Vlad Boscor, Young Voices Blogger
Globalization inevitably has its global winners and losers, and nowhere are they more apparent than in the healthcare sector. Developed countries have a huge advantage in healthcare access, modernity of treatment and diagnosis, and crisis management. By contrast, in developing countries, where health concerns are more pressing and prevalent, an estimated 40 percent of healthcare equipment is out of date. In order to deal with this problem, policy makers should put great emphasis on the development of E-Health and frugal technologies.
E-Health is the term given for electronic health, where modern technology is used in sectors such as emergency care, general primary care, diagnosis, treatment (among others). Many studies have found that these innovations can effectively improve communications between institutions, assist in ordering and managing medications, and monitor and detect patients who need care. A subset of E-Health is called M-Health, where mobile and wireless technologies are used to improve the health conditions of a region or country. The use of emergency telephone services and electronic patient records, for example, greatly improve developing countries’ capabilities to prevent health problems as well as deal with crises (e.g. disease outbreaks). Mobile networks can be utilized to identify regions where an outbreak has happened, and this would help prevent the outbreak from spreading. Digital data storage can be used to store patient records, and digital communications tools can be utilized to contact experts and consult research and diagnostic databases.

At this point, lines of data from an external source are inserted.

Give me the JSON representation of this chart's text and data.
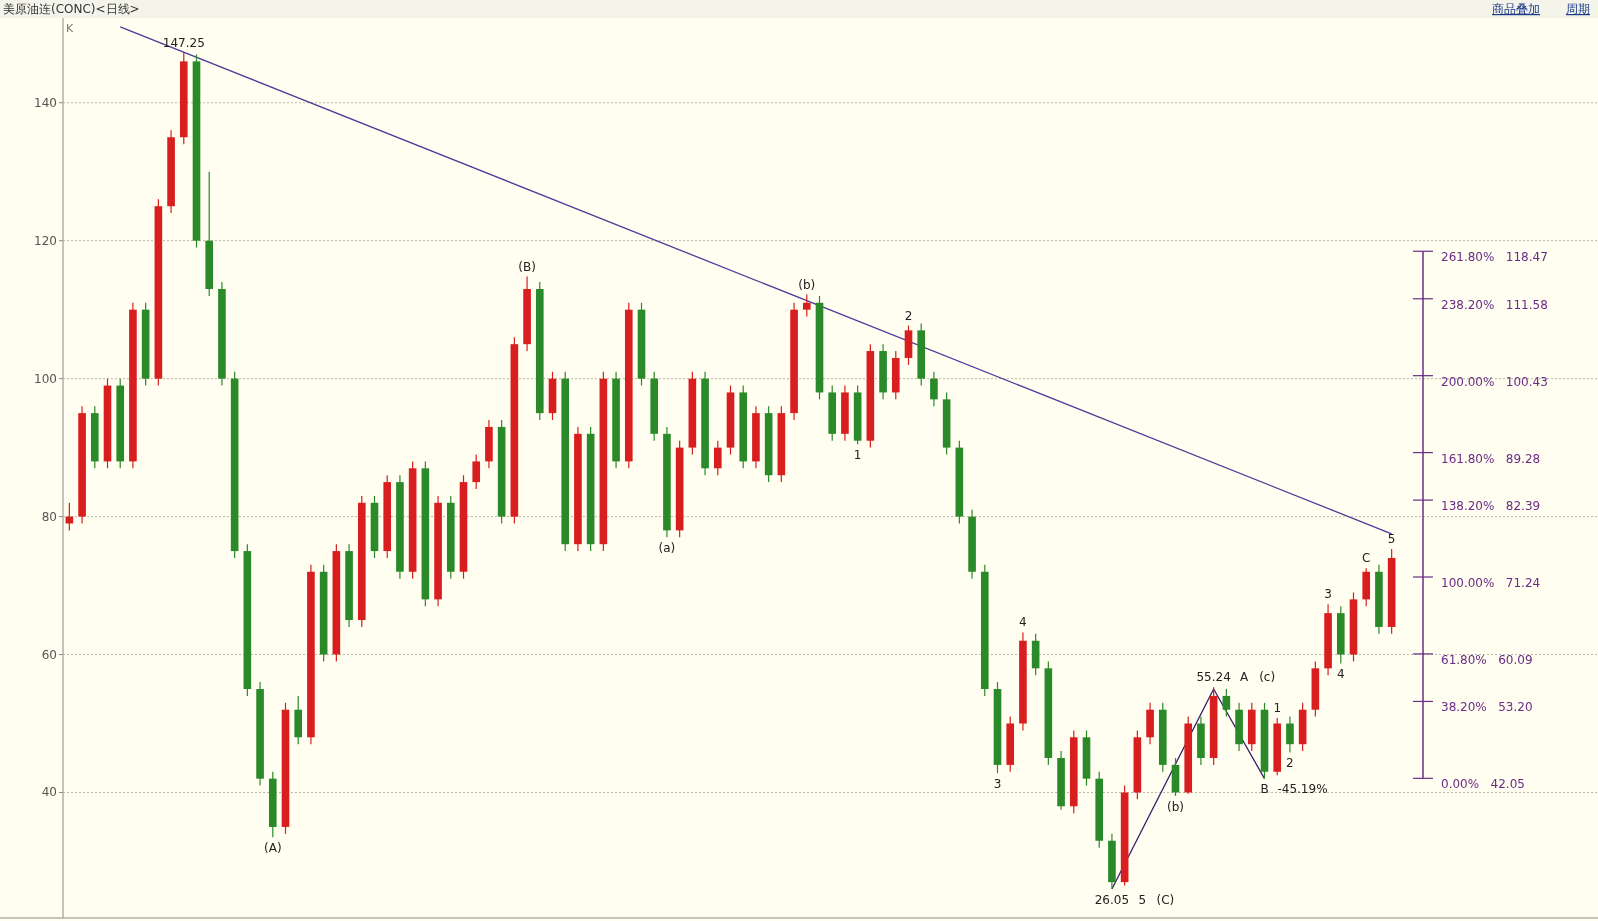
{
  "chart_data": {
    "type": "candlestick",
    "title": "美原油连(CONC)<日线>",
    "ylabel": "K",
    "categories": [
      null,
      null,
      null,
      null,
      null,
      null,
      null,
      null,
      null,
      null,
      null,
      null,
      null,
      null,
      null,
      null,
      null,
      null,
      null,
      null,
      null,
      null,
      null,
      null,
      null,
      null,
      null,
      null,
      null,
      null,
      null,
      null,
      null,
      null,
      null,
      null,
      null,
      null,
      null,
      null,
      null,
      null,
      null,
      null,
      null,
      null,
      null,
      null,
      null,
      null,
      null,
      null,
      null,
      null,
      null,
      null,
      null,
      null,
      null,
      null,
      null,
      null,
      null,
      null,
      null,
      null,
      null,
      null,
      null,
      null,
      null,
      null,
      null,
      null,
      null,
      null,
      null,
      null,
      null,
      null,
      null,
      null,
      null,
      null,
      null,
      null,
      null,
      null,
      null,
      null,
      null,
      null,
      null,
      null,
      null,
      null,
      null,
      null,
      null,
      null,
      null,
      null,
      null,
      null,
      null
    ],
    "ohlc": [
      [
        79,
        82,
        78,
        80
      ],
      [
        80,
        96,
        79,
        95
      ],
      [
        95,
        96,
        87,
        88
      ],
      [
        88,
        100,
        87,
        99
      ],
      [
        99,
        100,
        87,
        88
      ],
      [
        88,
        111,
        87,
        110
      ],
      [
        110,
        111,
        99,
        100
      ],
      [
        100,
        126,
        99,
        125
      ],
      [
        125,
        136,
        124,
        135
      ],
      [
        135,
        147.25,
        134,
        146
      ],
      [
        146,
        147,
        119,
        120
      ],
      [
        120,
        130,
        112,
        113
      ],
      [
        113,
        114,
        99,
        100
      ],
      [
        100,
        101,
        74,
        75
      ],
      [
        75,
        76,
        54,
        55
      ],
      [
        55,
        56,
        41,
        42
      ],
      [
        42,
        43,
        33.5,
        35
      ],
      [
        35,
        53,
        34,
        52
      ],
      [
        52,
        54,
        47,
        48
      ],
      [
        48,
        73,
        47,
        72
      ],
      [
        72,
        73,
        59,
        60
      ],
      [
        60,
        76,
        59,
        75
      ],
      [
        75,
        76,
        64,
        65
      ],
      [
        65,
        83,
        64,
        82
      ],
      [
        82,
        83,
        74,
        75
      ],
      [
        75,
        86,
        74,
        85
      ],
      [
        85,
        86,
        71,
        72
      ],
      [
        72,
        88,
        71,
        87
      ],
      [
        87,
        88,
        67,
        68
      ],
      [
        68,
        83,
        67,
        82
      ],
      [
        82,
        83,
        71,
        72
      ],
      [
        72,
        86,
        71,
        85
      ],
      [
        85,
        89,
        84,
        88
      ],
      [
        88,
        94,
        87,
        93
      ],
      [
        93,
        94,
        79,
        80
      ],
      [
        80,
        106,
        79,
        105
      ],
      [
        105,
        114.8,
        104,
        113
      ],
      [
        113,
        114,
        94,
        95
      ],
      [
        95,
        101,
        94,
        100
      ],
      [
        100,
        101,
        75,
        76
      ],
      [
        76,
        93,
        75,
        92
      ],
      [
        92,
        93,
        75,
        76
      ],
      [
        76,
        101,
        75,
        100
      ],
      [
        100,
        101,
        87,
        88
      ],
      [
        88,
        111,
        87,
        110
      ],
      [
        110,
        111,
        99,
        100
      ],
      [
        100,
        101,
        91,
        92
      ],
      [
        92,
        93,
        77,
        78
      ],
      [
        78,
        91,
        77,
        90
      ],
      [
        90,
        101,
        89,
        100
      ],
      [
        100,
        101,
        86,
        87
      ],
      [
        87,
        91,
        86,
        90
      ],
      [
        90,
        99,
        89,
        98
      ],
      [
        98,
        99,
        87,
        88
      ],
      [
        88,
        96,
        87,
        95
      ],
      [
        95,
        96,
        85,
        86
      ],
      [
        86,
        96,
        85,
        95
      ],
      [
        95,
        111,
        94,
        110
      ],
      [
        110,
        112.2,
        109,
        111
      ],
      [
        111,
        112,
        97,
        98
      ],
      [
        98,
        99,
        91,
        92
      ],
      [
        92,
        99,
        91,
        98
      ],
      [
        98,
        99,
        90.5,
        91
      ],
      [
        91,
        105,
        90,
        104
      ],
      [
        104,
        105,
        97,
        98
      ],
      [
        98,
        104,
        97,
        103
      ],
      [
        103,
        107.7,
        102,
        107
      ],
      [
        107,
        108,
        99,
        100
      ],
      [
        100,
        101,
        96,
        97
      ],
      [
        97,
        98,
        89,
        90
      ],
      [
        90,
        91,
        79,
        80
      ],
      [
        80,
        81,
        71,
        72
      ],
      [
        72,
        73,
        54,
        55
      ],
      [
        55,
        56,
        42.8,
        44
      ],
      [
        44,
        51,
        43,
        50
      ],
      [
        50,
        63.2,
        49,
        62
      ],
      [
        62,
        63,
        57,
        58
      ],
      [
        58,
        59,
        44,
        45
      ],
      [
        45,
        46,
        37.5,
        38
      ],
      [
        38,
        49,
        37,
        48
      ],
      [
        48,
        49,
        41,
        42
      ],
      [
        42,
        43,
        32,
        33
      ],
      [
        33,
        34,
        26.05,
        27
      ],
      [
        27,
        41,
        26.5,
        40
      ],
      [
        40,
        49,
        39,
        48
      ],
      [
        48,
        53,
        47,
        52
      ],
      [
        52,
        53,
        43,
        44
      ],
      [
        44,
        45,
        39.5,
        40
      ],
      [
        40,
        51,
        39.8,
        50
      ],
      [
        50,
        51,
        44,
        45
      ],
      [
        45,
        55.24,
        44,
        54
      ],
      [
        54,
        55,
        51,
        52
      ],
      [
        52,
        53,
        46,
        47
      ],
      [
        47,
        53,
        46,
        52
      ],
      [
        52,
        53,
        42.05,
        43
      ],
      [
        43,
        50.8,
        42.5,
        50
      ],
      [
        50,
        51,
        45.8,
        47
      ],
      [
        47,
        53,
        46,
        52
      ],
      [
        52,
        59,
        51,
        58
      ],
      [
        58,
        67.3,
        57,
        66
      ],
      [
        66,
        67,
        58.7,
        60
      ],
      [
        60,
        69,
        59,
        68
      ],
      [
        68,
        72.5,
        67,
        72
      ],
      [
        72,
        73,
        63,
        64
      ],
      [
        64,
        75.3,
        63,
        74
      ]
    ],
    "series": [
      {
        "type": "line",
        "color": "#4b3b9a",
        "values": [
          null,
          null,
          null,
          null,
          151,
          null,
          null,
          null,
          null,
          null,
          null,
          null,
          null,
          null,
          null,
          null,
          null,
          null,
          null,
          null,
          null,
          null,
          null,
          null,
          null,
          null,
          null,
          null,
          null,
          null,
          null,
          null,
          null,
          null,
          null,
          null,
          null,
          null,
          null,
          null,
          null,
          null,
          null,
          null,
          null,
          null,
          null,
          null,
          null,
          null,
          null,
          null,
          null,
          null,
          null,
          null,
          null,
          null,
          null,
          null,
          null,
          null,
          null,
          null,
          null,
          null,
          null,
          null,
          null,
          null,
          null,
          null,
          null,
          null,
          null,
          null,
          null,
          null,
          null,
          null,
          null,
          null,
          null,
          null,
          null,
          null,
          null,
          null,
          null,
          null,
          null,
          null,
          null,
          null,
          null,
          null,
          null,
          null,
          null,
          null,
          null,
          null,
          null,
          null,
          77.5
        ]
      },
      {
        "type": "line",
        "color": "#3a1e6e",
        "values": [
          null,
          null,
          null,
          null,
          null,
          null,
          null,
          null,
          null,
          null,
          null,
          null,
          null,
          null,
          null,
          null,
          null,
          null,
          null,
          null,
          null,
          null,
          null,
          null,
          null,
          null,
          null,
          null,
          null,
          null,
          null,
          null,
          null,
          null,
          null,
          null,
          null,
          null,
          null,
          null,
          null,
          null,
          null,
          null,
          null,
          null,
          null,
          null,
          null,
          null,
          null,
          null,
          null,
          null,
          null,
          null,
          null,
          null,
          null,
          null,
          null,
          null,
          null,
          null,
          null,
          null,
          null,
          null,
          null,
          null,
          null,
          null,
          null,
          null,
          null,
          null,
          null,
          null,
          null,
          null,
          null,
          null,
          26,
          null,
          null,
          null,
          null,
          null,
          null,
          null,
          55,
          null,
          null,
          null,
          42,
          null,
          null,
          null,
          null,
          null,
          null,
          null,
          null,
          null,
          null
        ]
      }
    ],
    "ylim": [
      21.8,
      152
    ],
    "yticks": [
      40,
      60,
      80,
      100,
      120,
      140
    ],
    "grid": "y",
    "ref_lines": [
      {
        "axis": "y",
        "value": 118.47,
        "label": "261.80%   118.47"
      },
      {
        "axis": "y",
        "value": 111.58,
        "label": "238.20%   111.58"
      },
      {
        "axis": "y",
        "value": 100.43,
        "label": "200.00%   100.43"
      },
      {
        "axis": "y",
        "value": 89.28,
        "label": "161.80%   89.28"
      },
      {
        "axis": "y",
        "value": 82.39,
        "label": "138.20%   82.39"
      },
      {
        "axis": "y",
        "value": 71.24,
        "label": "100.00%   71.24"
      },
      {
        "axis": "y",
        "value": 60.09,
        "label": "61.80%   60.09"
      },
      {
        "axis": "y",
        "value": 53.2,
        "label": "38.20%   53.20"
      },
      {
        "axis": "y",
        "value": 42.05,
        "label": "0.00%   42.05"
      }
    ],
    "annotations": [
      "商品叠加",
      "周期",
      {
        "text": "147.25",
        "y": 147.25
      },
      {
        "text": "(A)",
        "y": 33.5
      },
      {
        "text": "(B)",
        "y": 114.8
      },
      {
        "text": "(a)",
        "y": 77
      },
      {
        "text": "(b)",
        "y": 112.2
      },
      {
        "text": "1",
        "y": 90.5
      },
      {
        "text": "2",
        "y": 107.7
      },
      {
        "text": "3",
        "y": 42.8
      },
      {
        "text": "4",
        "y": 63.2
      },
      {
        "text": "26.05",
        "y": 26.05
      },
      "5",
      "(C)",
      {
        "text": "(b)",
        "y": 39.5
      },
      {
        "text": "55.24",
        "y": 55.24
      },
      "A",
      "(c)",
      {
        "text": "B",
        "y": 42.05
      },
      "-45.19%",
      {
        "text": "1",
        "y": 50.8
      },
      {
        "text": "2",
        "y": 45.8
      },
      {
        "text": "3",
        "y": 67.3
      },
      {
        "text": "4",
        "y": 58.7
      },
      {
        "text": "C",
        "y": 72.5
      },
      {
        "text": "5",
        "y": 75.3
      }
    ]
  }
}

These technologies do not have to be expensive; indeed, companies and individuals alike have developed so-called “frugal” technologies: cost-effective alternatives that are more accessible to developing countries. Some recent examples include Sana (open source software system designed by Harvard and MIT that India is using for cancer diagnosis), Solar Clave (solar powered medical instrument sanitizer), mPedigree (drug verification service with SMS). Some reports, such as the NGO Unite for Sight, have demonstrated the benefits of these cost-effective methods. The frugal technologies encourage public-private partnerships, and sustain government support and availability of venture capital. Most importantly, these low-cost methods can be used by individuals in developing countries, and in some cases, be designed, developed and manufactured locally.
Given the benefits of these emerging technologies, they should be a priority of the 21st century. It is time for policy makers to put an emphasis on these technologies, and make their use a larger part of the public discourse and political dialogue. If the proper steps are taken in investing in this sector, greater economic and health returns will be sure to follow in the long run.